После таких слов невозможно спакэйно смотреть на нашу мадам Викторию: она таки сделала правильный выбор! За невесту!

Места у основного стола не хватало, создалось впечатление, что на второй день гостей собралось ещё больше. Из особняка во двор вынесли два дополнительно стола.

— Ты, Натаныч, вместо тостов своих иудейско-подковыристых, решай прямо сегодня, как нам от Мартына твоего избавиться, — распорядился участковый инспектор, — иначе я его и вправду за поджёг сарая упеку.

— Так не он жеш поджёг, а молния! Он жеш добрый как теляк, — воспротивился Натаныч.

— Не было никакой молнии! И никакого грома! Я узнавал, в управление звонил. Понятно? — стоял на своём представитель закона, лишившийся спокойствия — где теперь взять прицеп, где хранить сено, где прятать трактор?

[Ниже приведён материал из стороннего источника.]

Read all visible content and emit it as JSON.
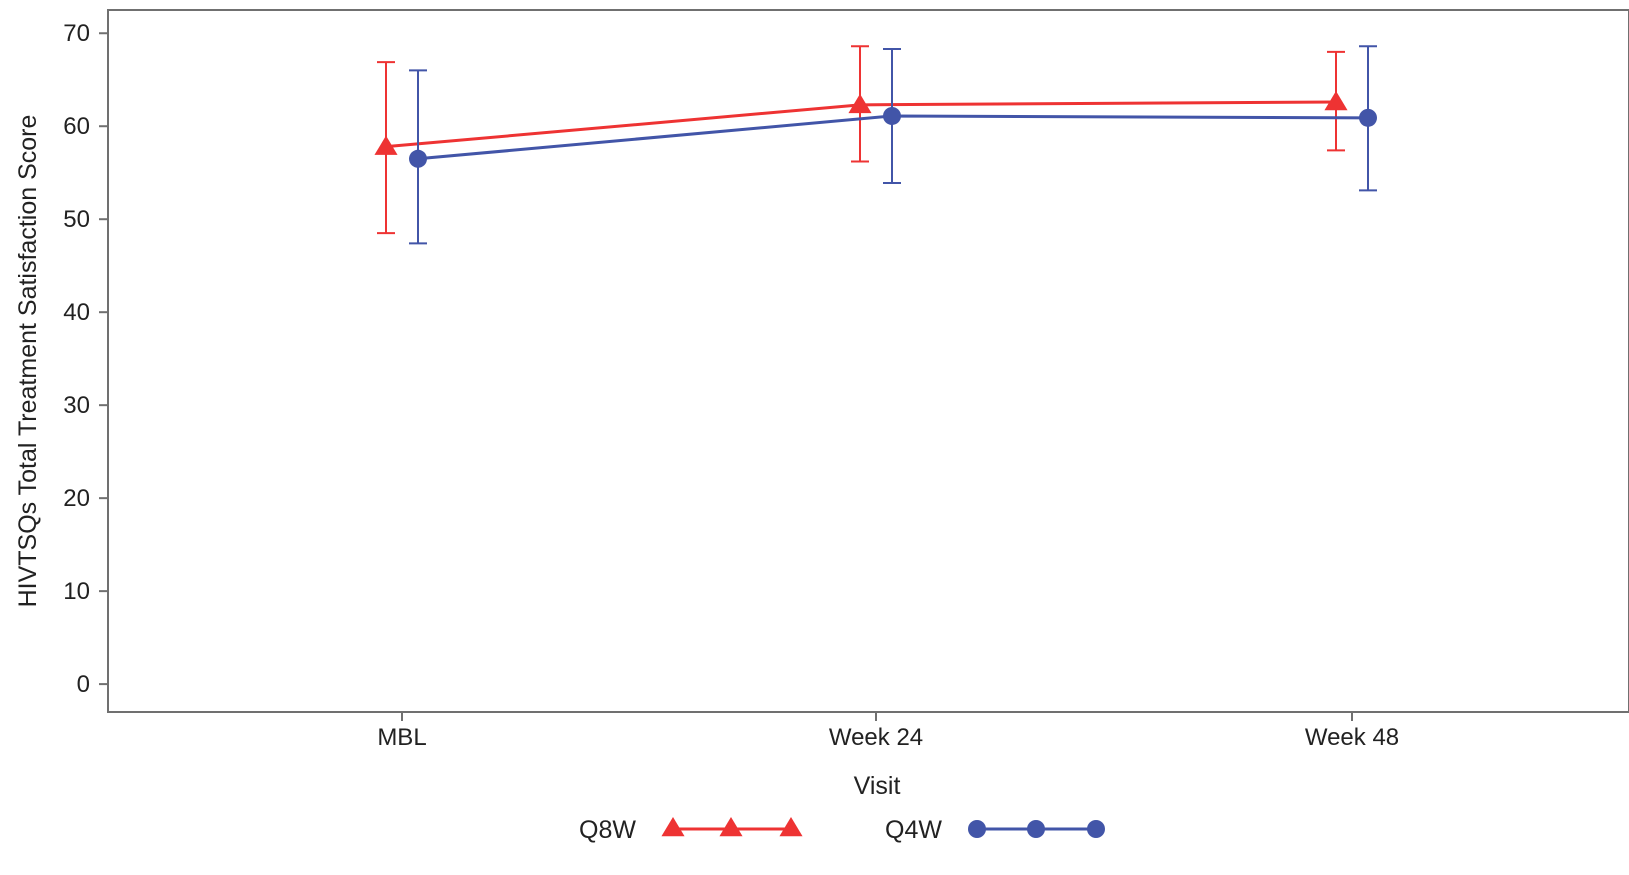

— И то правда, — вклинился в разговор Изиль Лелюдович, — а кто нам потоп в школе устроил перед Новым Годом? Тоже, скажешь, не он?

— Потоп! — возмутился Натаныч, — Ну развеж виноват мой внучок, шо в вашей школе всё на соплях держится? И вам за то известно!

— А зачем ломать было?

— Таки такое сколопуцить мог бы каждый ваш пионэр своими юными пакшами!

— Но сломал именно ваш МарТин, а не наш «пионэр»!

— Да не сломал! Ну, повернул он кран не в ту сторону, так мы ж с бабкой моей три месяца по полпенсии отдавали! Полгода мучились, аж зуб крошился!

— Дело не в деньгах, Леонид Натанович, а в непредсказуемом поведения вашего внука, мягко выражаясь, не совсем здорового подростка, — аккуратно пояснил Изиль Лелюдович.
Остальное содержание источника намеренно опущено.